Из многообразия способов репозиции вывиха плеча предпочтение отдают тракционным методикам, сочетающимися с элементами наружной ротации. После устранения вывиха, как правило, применяют иммобилизацию сустава в положении приведения плеча в течение 3-4 недель. Иммобилизацию считают необходимой во всех случаях в целях создания условий для регенерации тканей, поврежденных в момент возникновения вывиха и при его устранении. После окончания периода иммобилизации проводят курс восстановительного лечения, предусматривающего пассивную и активную разработку движений в суставе, массаж, миостимуляцию. Большинство хирургов рекомендуют больным приступать к физической активности на бытовом уровне и занятиям нефизическими видами трудовой деятельности через 3-4 месяца после травмы. Спортсменов и лиц, занимающихся тяжелым физическим трудом, допускают к выполнению физических нагрузок на прежнем уровне не ранее, чем через 5-6 месяцев. По мнению некоторых авторов, больным молодого возраста следует избегать движений в плечевом суставе, способствующих ухудшению стабилизации головки плечевой кости, в течение 6-12 месяцев. Опасными движениями считают форсированную наружную ротацию с отведением и разгибанием плеча.Анализ источников, посвященных результатам консервативного лечения больных с первичными вывихами плеча, показывает что, частота развития рецидивов колеблется от 15% до 95% в зависимости от возраста пациента и длительности применяемой иммобилизации. Прогностически неблагоприятными факторами считают молодой возраст пострадавших, характер их профессиональной и спортивной деятельности, недостаточность применявшейся иммобилизации. Частота возникновения рецидивов у больных старше 40 лет составляет12%-50%, а у больных молодого возраста находится в пределах 67%-95%. Влияет так же длительность иммобилизации. При длительности иммобилизации меньше 3-4 недель частота рецидивов заметно возрастает.

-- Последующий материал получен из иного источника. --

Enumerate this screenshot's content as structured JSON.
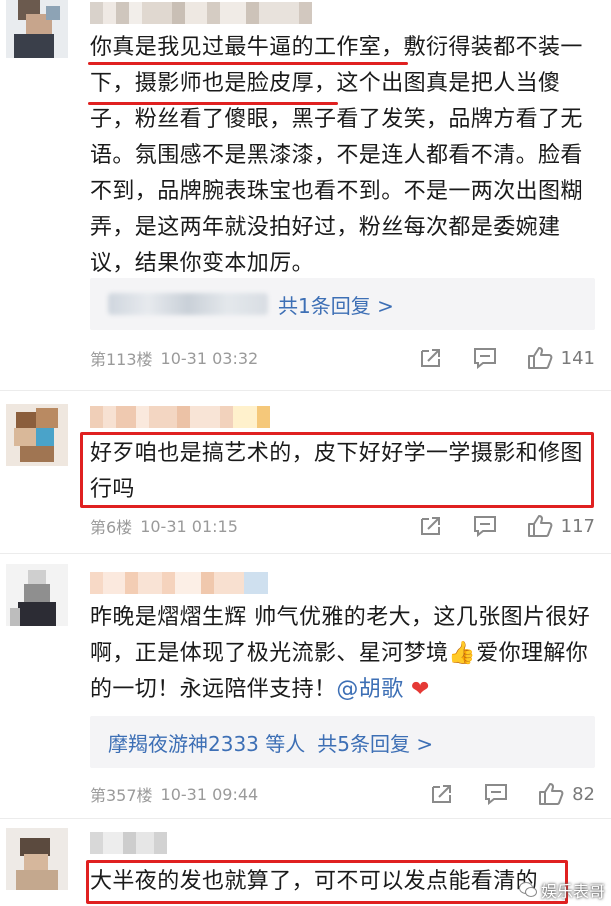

Читайте также:  Бандаж на плечевой сустав орто купить

Достаточно высокие показатели частоты возникновения рецидивов вывиха после первичного консервативного лечения, в особенности, у больных молодого возраста, побуждают хирургов искать пути совершенствования лечебной тактики. Одним из современных направлений является раннее выявление внутрисуставных повреждений (импрессионный костно-хрящевой перелом головки плеча Хила-Сакса, повреждение Банкарта) и их хирургическая коррекция с использованием малоинвазивных артроскопических технологий.

Пластика плечевого сустава по ткаченко

Проведенные клинические исследования с применением контрольной артроскопии после консервативного лечения больных молодого (до 40 лет) возраста с вывихами плеча показали, что в 50%-54% наблюдений имелось   незарубцевавшееся повреждение Банкарта, которое считают предрасполагающим фактором в возникновении рецидивных вывихов.

Пластика плечевого сустава по ткаченко

Поэтому отдельные хирурги для этой категории пострадавших предлагают активную хирургическую тактику, основанную на использовании артроскопии. Применение первичной артроскопической рефиксации поврежденных связок капсулы позволило авторам снизить частоту рецидивов до 12,5-22%.

Лечение больных с привычным вывихом плеча.

1. Хирургическое лечение с применением открытых стабилизирующих операций.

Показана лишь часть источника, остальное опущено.